Baik Cak Imin dan Khofifah tentu akan memberikan efek besar terhadap Elektoral di Jatim karena keduanya merupakan warga Nahdliyin. Bedanya, Cak Imin memang hanya memiliki persentase 8,9 persen, namun ia akan memberikan efek nyata terhadap ambang batas Anies yang hingga kini masih menjadi persoalan yang rumit pada kubu Partai Nasdem. Sementara itu, Khofifah memiliki persentase yang cukup signifikan yakni 18,16 persen, tertinggi dibanding dengan figur yang lain (Poltracking, 2022). Namun hal tersebut belum bisa meloloskan Anies dari jerat ambang batas pencalonan. Dengan demikian, ujian terberat Anies bukan soal elektabilitas, namun lebih kepada pilihan Cawapres dan tiket Partai Politik.

IKN dan Manuver Jokowi

Perlu diingat bahwa Jokowi menyisakan satu proyek besar yakni pembangunan ibu kota baru di Kalimantan Timur. Ia tentu tak ingin proyek itu berakhir begitu saja di penghujung masa akhir jabatannya sebagai Presiden. Dari tiga kandidat yang diprediksi bakal bertarung di Pilpres 2024 nanti, dukungan Jokowi sudah jelas mengarah pada Ganjar Pranowo dan Prabowo Subianto.

“Saya ini dua kali Wali Kota di Solo menang, kemudian ditarik ke Jakarta, Gubernur sekali menang. Kemudian dua kali di pemilu Presiden juga menang. Mohon maaf Pak Prabowo. Kelihatannya setelah ini jatahnya Pak Prabowo,” kata Jokowi di HUT ke-8 Partai Perindo, Jakarta, Senin (7/11/22).

Pasca pilpres 2019, Prabowo bergabung dengan istana tentu merupakan dari approach circle Jokowi. Perpecahan diakhiri dengan perdamaian dan jabatan Menteri Pertahanan disandang Prabowo sesuai dengan kapabilitasnya. Prabowo terlihat merasakan langsung bagaimana kinerja seorang Jokowi. Ia tak segan memuji Jokowi dengan “The Right Man as The Leader in the Bad Time” pada saat Pandemi covid lalu. Chemistry antara Jokowi dan Prabowo telah terbentuk. Hal itu tampak jelas ketika Jokowi seringkali mengajak kujungan kerja ke berbagai daerah.

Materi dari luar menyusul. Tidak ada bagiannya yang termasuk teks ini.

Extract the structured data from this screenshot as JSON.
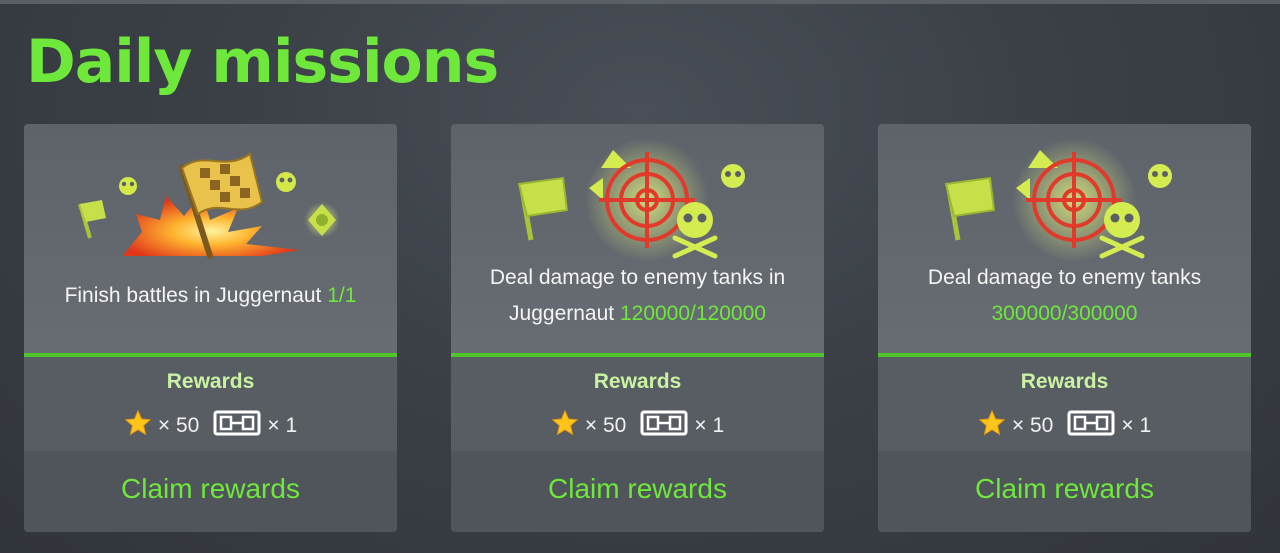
{
  "page": {
    "title": "Daily missions"
  },
  "colors": {
    "accent_green": "#6ee83a",
    "rewards_title": "#c9f3a3",
    "card_bg": "#686d74",
    "divider": "#4ec62a"
  },
  "missions": [
    {
      "illustration": "checkered-flag-explosion-icon",
      "description": "Finish battles in Juggernaut",
      "progress": "1/1",
      "rewards_title": "Rewards",
      "rewards": [
        {
          "icon": "star-icon",
          "count": "× 50"
        },
        {
          "icon": "ticket-icon",
          "count": "× 1"
        }
      ],
      "claim_label": "Claim rewards"
    },
    {
      "illustration": "crosshair-target-icon",
      "description": "Deal damage to enemy tanks in Juggernaut",
      "progress": "120000/120000",
      "rewards_title": "Rewards",
      "rewards": [
        {
          "icon": "star-icon",
          "count": "× 50"
        },
        {
          "icon": "ticket-icon",
          "count": "× 1"
        }
      ],
      "claim_label": "Claim rewards"
    },
    {
      "illustration": "crosshair-target-icon",
      "description": "Deal damage to enemy tanks",
      "progress": "300000/300000",
      "rewards_title": "Rewards",
      "rewards": [
        {
          "icon": "star-icon",
          "count": "× 50"
        },
        {
          "icon": "ticket-icon",
          "count": "× 1"
        }
      ],
      "claim_label": "Claim rewards"
    }
  ]
}
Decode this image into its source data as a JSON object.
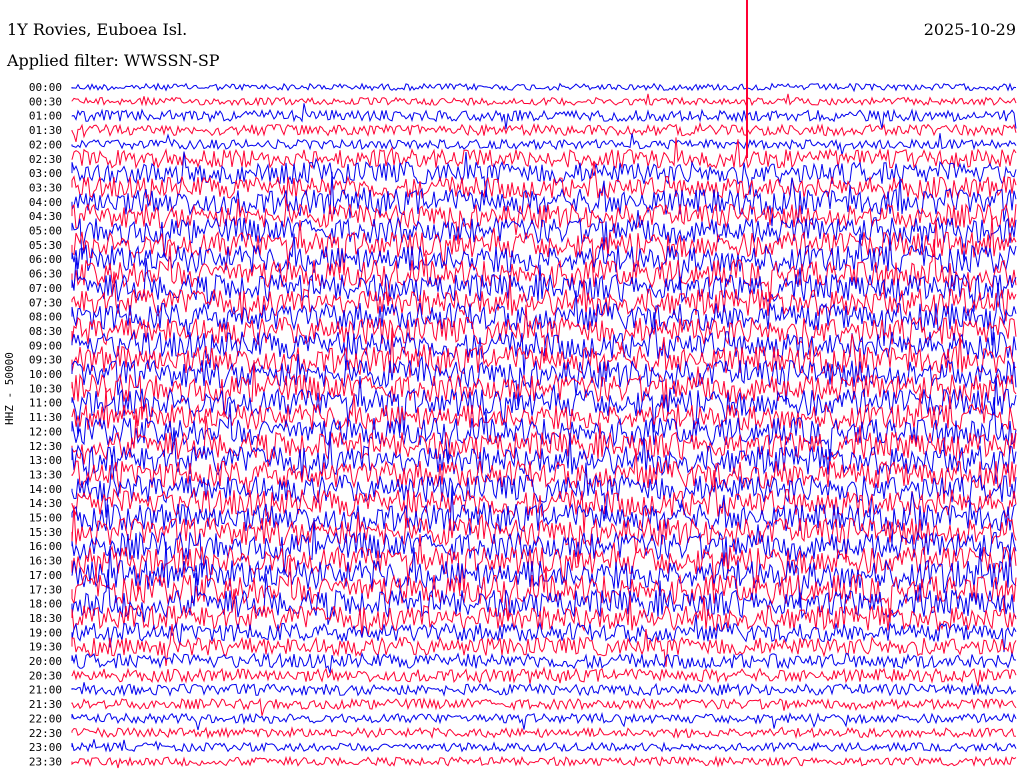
{
  "header": {
    "station": "1Y Rovies, Euboea Isl.",
    "filter": "Applied filter: WWSSN-SP",
    "date": "2025-10-29"
  },
  "chart_data": {
    "type": "line",
    "ylabel": "HHZ - 50000",
    "colors": {
      "odd": "#0000ee",
      "even": "#ff0033"
    },
    "time_labels": [
      "00:00",
      "00:30",
      "01:00",
      "01:30",
      "02:00",
      "02:30",
      "03:00",
      "03:30",
      "04:00",
      "04:30",
      "05:00",
      "05:30",
      "06:00",
      "06:30",
      "07:00",
      "07:30",
      "08:00",
      "08:30",
      "09:00",
      "09:30",
      "10:00",
      "10:30",
      "11:00",
      "11:30",
      "12:00",
      "12:30",
      "13:00",
      "13:30",
      "14:00",
      "14:30",
      "15:00",
      "15:30",
      "16:00",
      "16:30",
      "17:00",
      "17:30",
      "18:00",
      "18:30",
      "19:00",
      "19:30",
      "20:00",
      "20:30",
      "21:00",
      "21:30",
      "22:00",
      "22:30",
      "23:00",
      "23:30"
    ],
    "noise_level": [
      0.15,
      0.2,
      0.4,
      0.4,
      0.3,
      0.8,
      1.0,
      1.0,
      1.2,
      1.1,
      1.2,
      1.2,
      1.3,
      1.3,
      1.3,
      1.3,
      1.3,
      1.3,
      1.3,
      1.3,
      1.3,
      1.3,
      1.3,
      1.2,
      1.3,
      1.3,
      1.4,
      1.3,
      1.3,
      1.3,
      1.3,
      1.3,
      1.3,
      1.3,
      1.4,
      1.4,
      1.3,
      1.2,
      0.8,
      0.8,
      0.6,
      0.5,
      0.4,
      0.35,
      0.3,
      0.3,
      0.25,
      0.25
    ]
  }
}
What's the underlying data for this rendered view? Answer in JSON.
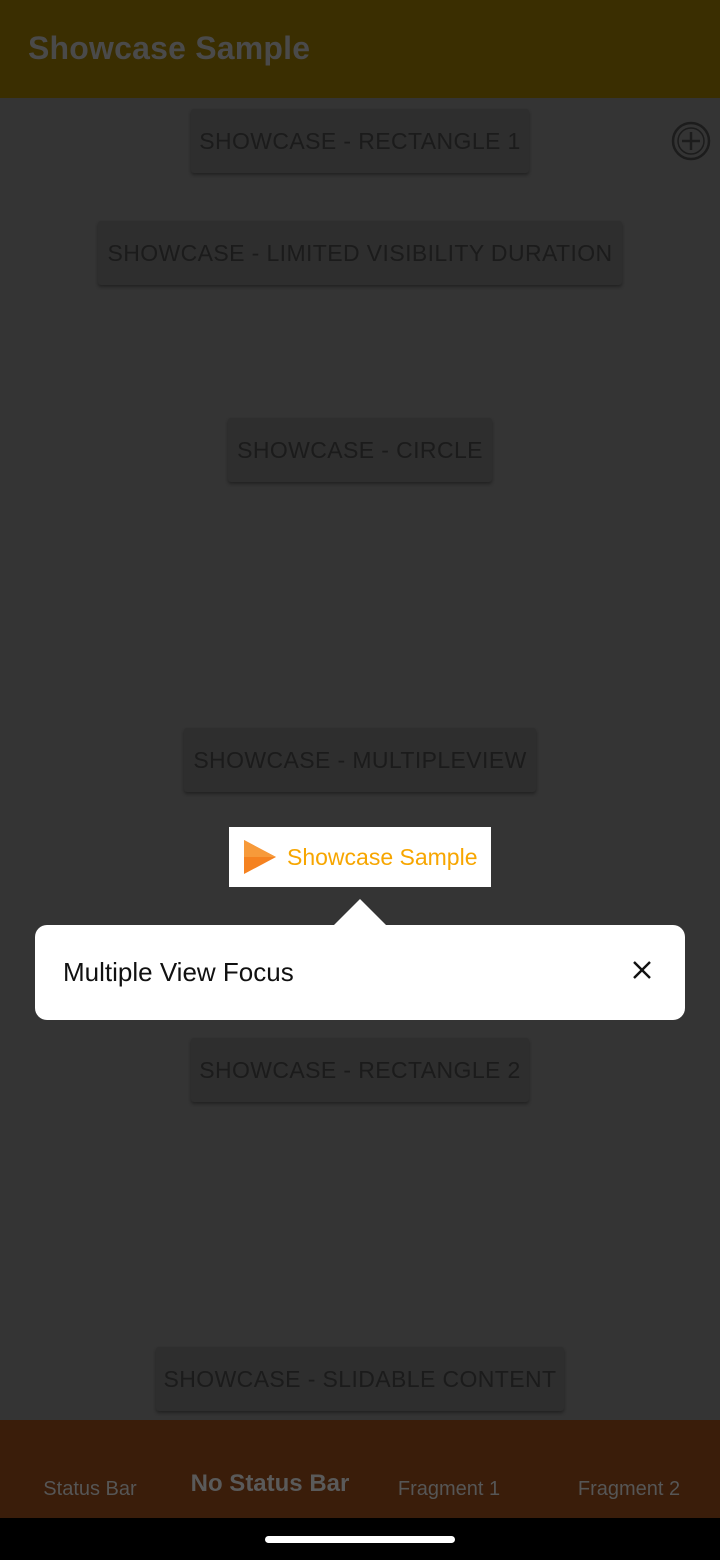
{
  "app_bar": {
    "title": "Showcase Sample"
  },
  "buttons": {
    "rectangle_1": "SHOWCASE - RECTANGLE 1",
    "limited_visibility": "SHOWCASE - LIMITED VISIBILITY DURATION",
    "circle": "SHOWCASE - CIRCLE",
    "multipleview": "SHOWCASE - MULTIPLEVIEW",
    "rectangle_2": "SHOWCASE - RECTANGLE 2",
    "slidable_content": "SHOWCASE - SLIDABLE CONTENT"
  },
  "fab": {
    "icon": "plus-circle-icon"
  },
  "spotlight": {
    "icon": "play-icon",
    "label": "Showcase Sample",
    "label_color": "#f7a600"
  },
  "tooltip": {
    "text": "Multiple View Focus",
    "close_icon": "close-icon"
  },
  "bottom_nav": {
    "items": [
      {
        "label": "Status Bar"
      },
      {
        "label": "No Status Bar"
      },
      {
        "label": "Fragment 1"
      },
      {
        "label": "Fragment 2"
      }
    ],
    "selected": "No Status Bar"
  },
  "colors": {
    "overlay_background": "#343434",
    "app_bar": "#3a2e01",
    "bottom_nav": "#3a1d0a",
    "accent": "#f7a600"
  }
}
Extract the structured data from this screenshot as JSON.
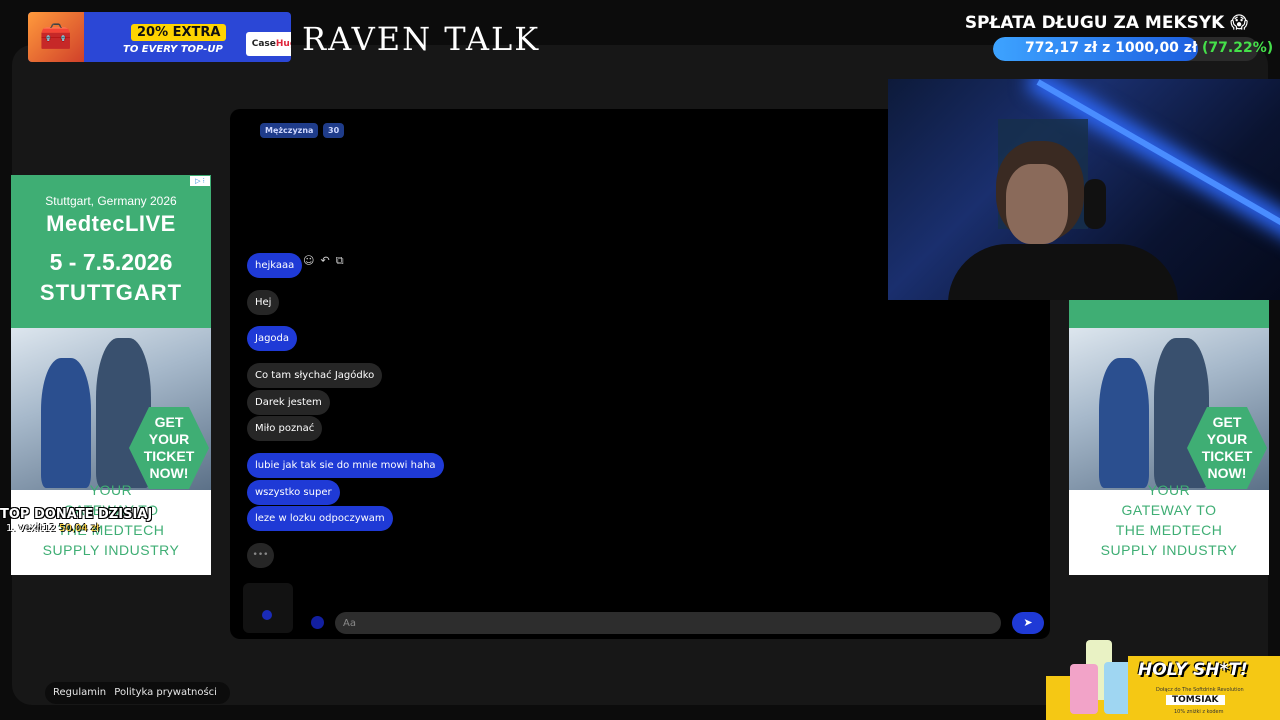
{
  "promo": {
    "extra": "20% EXTRA",
    "subtitle": "TO EVERY TOP-UP",
    "brand_prefix": "Case",
    "brand_suffix": "Hug"
  },
  "site": {
    "logo": "RAVEN TALK"
  },
  "goal": {
    "title": "SPŁATA DŁUGU ZA MEKSYK 😱",
    "current": "772,17 zł",
    "connector": "z",
    "target": "1000,00 zł",
    "percent_label": "(77.22%)",
    "progress": 0.7722
  },
  "ad": {
    "city_line": "Stuttgart, Germany 2026",
    "brand": "MedtecLIVE",
    "dates": "5 - 7.5.2026",
    "city": "STUTTGART",
    "cta": [
      "GET",
      "YOUR",
      "TICKET",
      "NOW!"
    ],
    "tagline": [
      "YOUR",
      "GATEWAY TO",
      "THE MEDTECH",
      "SUPPLY INDUSTRY"
    ],
    "choices": "▷ ⁝"
  },
  "top_donate": {
    "title": "TOP DONATE DZISIAJ",
    "user": "1. vexit12",
    "amount": "50,04 zł"
  },
  "chat": {
    "tags": {
      "gender": "Mężczyzna",
      "age": "30"
    },
    "messages": [
      {
        "text": "hejkaaa",
        "from": "me"
      },
      {
        "text": "Hej",
        "from": "them"
      },
      {
        "text": "Jagoda",
        "from": "me"
      },
      {
        "text": "Co tam słychać Jagódko",
        "from": "them"
      },
      {
        "text": "Darek jestem",
        "from": "them"
      },
      {
        "text": "Miło poznać",
        "from": "them"
      },
      {
        "text": "lubie jak tak sie do mnie mowi haha",
        "from": "me"
      },
      {
        "text": "wszystko super",
        "from": "me"
      },
      {
        "text": "leze w lozku odpoczywam",
        "from": "me"
      }
    ],
    "actions": {
      "emoji": "☺",
      "reply": "↶",
      "copy": "⧉"
    },
    "typing": "•••",
    "input_placeholder": "Aa",
    "send_icon": "➤"
  },
  "footer": {
    "terms": "Regulamin",
    "privacy": "Polityka prywatności"
  },
  "sponsor": {
    "title": "HOLY SH*T!",
    "subtitle": "Dołącz do The Softdrink Revolution",
    "name": "TOMSIAK",
    "note": "10% zniżki z kodem"
  },
  "colors": {
    "accent_blue": "#1f3ad6",
    "ad_green": "#3fae74",
    "goal_green": "#45e04a"
  }
}
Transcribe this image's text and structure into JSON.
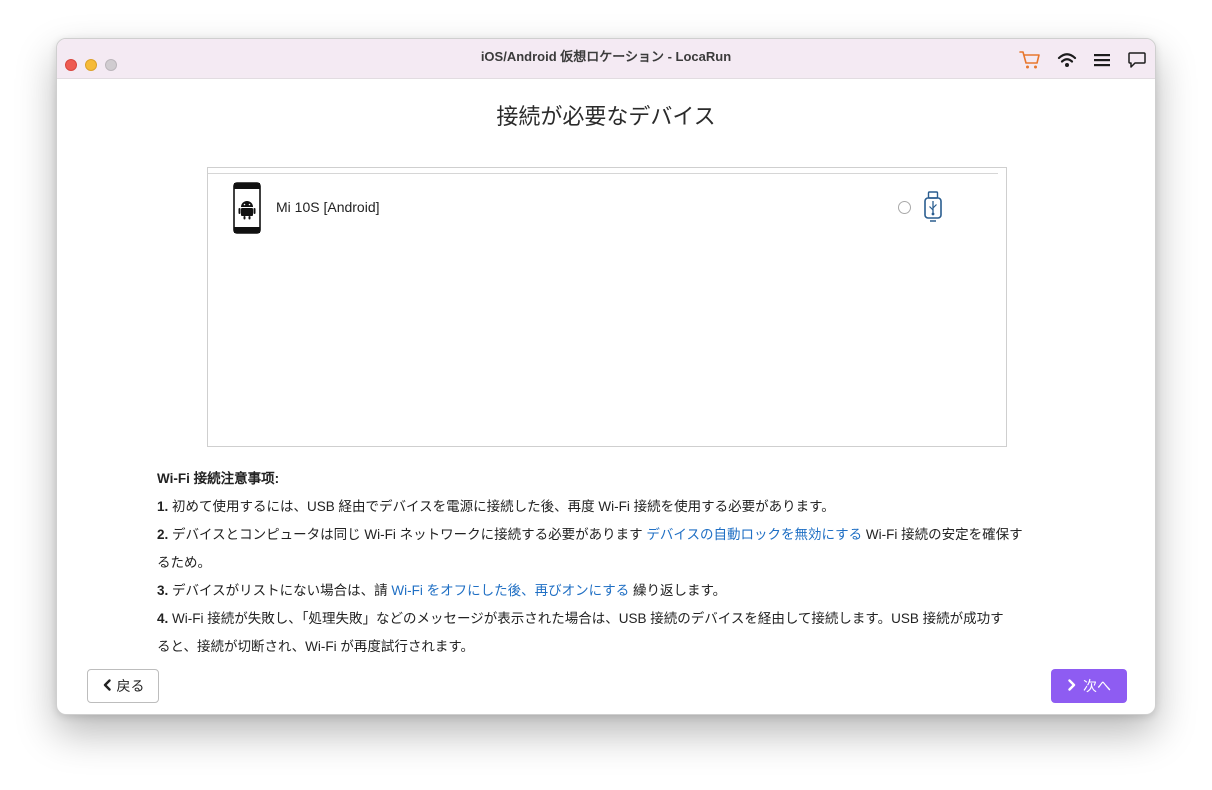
{
  "window": {
    "title": "iOS/Android 仮想ロケーション - LocaRun"
  },
  "toolbar_icons": [
    "cart-icon",
    "wifi-icon",
    "menu-icon",
    "feedback-icon"
  ],
  "colors": {
    "accent": "#8e5cf2",
    "link": "#1f6fc4",
    "cart": "#e8772e",
    "titlebar_bg": "#f4eaf3"
  },
  "main": {
    "heading": "接続が必要なデバイス",
    "devices": [
      {
        "name": "Mi 10S [Android]",
        "icon": "android-phone-icon",
        "connection_icon": "usb-icon",
        "selected": false
      }
    ]
  },
  "notes": {
    "title": "Wi-Fi 接続注意事项:",
    "item1_num": "1.",
    "item1_text": " 初めて使用するには、USB 経由でデバイスを電源に接続した後、再度 Wi-Fi 接続を使用する必要があります。",
    "item2_num": "2.",
    "item2_text_a": " デバイスとコンピュータは同じ Wi-Fi ネットワークに接続する必要があります ",
    "item2_link": "デバイスの自動ロックを無効にする",
    "item2_text_b": " Wi-Fi 接続の安定を確保す",
    "item2_text_c": "るため。",
    "item3_num": "3.",
    "item3_text_a": " デバイスがリストにない場合は、請 ",
    "item3_link": "Wi-Fi をオフにした後、再びオンにする",
    "item3_text_b": " 繰り返します。",
    "item4_num": "4.",
    "item4_text_a": " Wi-Fi 接続が失敗し、「処理失敗」などのメッセージが表示された場合は、USB 接続のデバイスを経由して接続します。USB 接続が成功す",
    "item4_text_b": "ると、接続が切断され、Wi-Fi が再度試行されます。"
  },
  "footer": {
    "back_label": "戻る",
    "next_label": "次へ"
  }
}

Sangat irasional jika membicarakan manuver Jokowi tanpa menyinggung peran PDIP dalam konstelasi Pilpres kali ini. Jokowi di tengah musibah gempa Cianjur bulan lalu mengumpulkan massa di Gelora Bung Karno yang bertajuk Gerakan Nusantara bersatu. Dalam pidatonya Jokowi mengatakan, “Perlu saya sampaikan. Perlu saya sampaikan, pemimpin, pemimpin yang mikirin rakyat itu kelihatan dari mukanya. Ada juga yang mikirin rakyat sampai rambutnya putih semua ada. Ada itu,” kata Jokowi di Jakarta, Sabtu (26/11/22).

Kenapa Jokowi sama sekali tidak memberikan kode dukungan kepada Puan Maharani di Pilpres 2024? PDIP tidak ingin mengulangi kesalahan yang sama layaknya Pilpres 2004, dimana mereka mengusung ketua umum PDIP Megawati sebagai calon Presiden dengan elektabilitas yang sangat lebih rendah dibanding dengan rivalnya Susilo Bambang Yudhoyono (SBY) kala itu. Hasilnya pun terbukti, Megawati bersama partainya kalah dan terpaksa menjadi oposisi pemerintah selama delapan tahun.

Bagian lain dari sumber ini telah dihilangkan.